In the file pkg/skaffold/build/local/local.go there is a code:
func (b *Builder) Build(ctx context.Context, out io.Writer, a *latest.Artifact) build.ArtifactBuilder {
if b.prune {
b.localPruner.asynchronousCleanupOldImages(ctx, []string{a.ImageName})
}
builder := build.WithLogFile(b.buildArtifact, b.muted)
return builder
It eventually calls cleanup with sync = false:
func (p *pruner) cleanup(ctx context.Context, sync bool, artifacts []string) {
toPrune := p.collectImagesToPrune(ctx, artifacts)
if len(toPrune) == 0 {
return
}
if sync {
err := p.runPrune(ctx, toPrune)
if err != nil {
log.Entry(ctx).Debugf("Failed to prune: %v", err)
}
} else {
go func() {
err := p.runPrune(ctx, toPrune)
if err != nil {
log.Entry(ctx).Debugf("Failed to prune: %v", err)
}
}()
}
}
If there are a lot of fat docker images, then the runPrune will take some time to delete them.
Meanwhile the rebuild process is running concurrently and might to finish image rebuild before the runPrune call completes. If that happens you might see events in wrong order:
- First rebuild the docker image by id
- Second delete the docker image by id
If there were no changes in the docker file then the id of the image have not been changed. And the Skaffold deleted it. Due to that the project will not be able to start due to missing image ( ErrImagePull).

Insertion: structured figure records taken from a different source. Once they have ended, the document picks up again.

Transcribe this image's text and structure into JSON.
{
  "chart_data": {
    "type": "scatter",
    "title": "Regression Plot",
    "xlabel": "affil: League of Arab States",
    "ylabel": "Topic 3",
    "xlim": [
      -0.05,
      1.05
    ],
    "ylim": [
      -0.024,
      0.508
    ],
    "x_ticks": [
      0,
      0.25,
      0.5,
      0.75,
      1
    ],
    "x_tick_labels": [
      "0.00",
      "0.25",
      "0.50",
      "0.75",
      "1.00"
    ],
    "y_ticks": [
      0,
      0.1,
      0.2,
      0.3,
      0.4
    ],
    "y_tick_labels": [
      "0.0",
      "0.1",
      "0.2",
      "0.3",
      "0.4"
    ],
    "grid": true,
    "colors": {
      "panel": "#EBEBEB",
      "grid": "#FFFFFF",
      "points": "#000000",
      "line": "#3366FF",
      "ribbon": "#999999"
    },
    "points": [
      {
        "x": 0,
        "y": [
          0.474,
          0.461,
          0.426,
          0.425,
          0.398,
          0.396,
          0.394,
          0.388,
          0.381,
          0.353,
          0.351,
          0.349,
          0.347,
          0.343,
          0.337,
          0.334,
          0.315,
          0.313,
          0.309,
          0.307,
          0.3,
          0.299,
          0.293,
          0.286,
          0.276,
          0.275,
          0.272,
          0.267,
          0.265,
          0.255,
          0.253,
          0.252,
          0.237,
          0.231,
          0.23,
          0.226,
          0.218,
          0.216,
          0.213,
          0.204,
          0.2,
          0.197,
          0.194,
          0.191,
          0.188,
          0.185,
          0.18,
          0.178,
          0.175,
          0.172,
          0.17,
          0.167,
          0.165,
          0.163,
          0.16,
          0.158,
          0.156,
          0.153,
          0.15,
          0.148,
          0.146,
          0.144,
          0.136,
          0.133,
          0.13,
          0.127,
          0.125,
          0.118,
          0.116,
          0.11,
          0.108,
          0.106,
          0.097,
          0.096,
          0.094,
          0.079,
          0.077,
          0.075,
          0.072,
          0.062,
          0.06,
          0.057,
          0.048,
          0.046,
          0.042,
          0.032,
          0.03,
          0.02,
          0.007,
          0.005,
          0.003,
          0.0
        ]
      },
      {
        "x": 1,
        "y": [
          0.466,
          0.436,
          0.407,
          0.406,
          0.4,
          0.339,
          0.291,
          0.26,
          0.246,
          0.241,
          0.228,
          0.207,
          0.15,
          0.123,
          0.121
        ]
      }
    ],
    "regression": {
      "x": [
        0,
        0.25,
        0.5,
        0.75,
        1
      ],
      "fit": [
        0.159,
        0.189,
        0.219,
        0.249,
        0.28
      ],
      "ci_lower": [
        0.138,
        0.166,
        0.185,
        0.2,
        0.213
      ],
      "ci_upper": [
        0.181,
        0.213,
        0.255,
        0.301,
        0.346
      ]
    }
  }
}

It is possible to run the prune with sync = true to fix that:
diff --git a/pkg/skaffold/build/local/local.go b/pkg/skaffold/build/local/local.go
index 368894b36..768a5d570 100644
--- a/pkg/skaffold/build/local/local.go
+++ b/pkg/skaffold/build/local/local.go
@@ -32,7 +32,7 @@ import (
// its checksum. It streams build progress to the writer argument.
func (b *Builder) Build(ctx context.Context, out io.Writer, a *latest.Artifact) build.ArtifactBuilder {
if b.prune {
- b.localPruner.asynchronousCleanupOldImages(ctx, []string{a.ImageName})
+ b.localPruner.synchronousCleanupOldImages(ctx, []string{a.ImageName})
}
builder := build.WithLogFile(b.buildArtifact, b.muted)
return builder
But it kills the performance, because docker is slow to delete the images.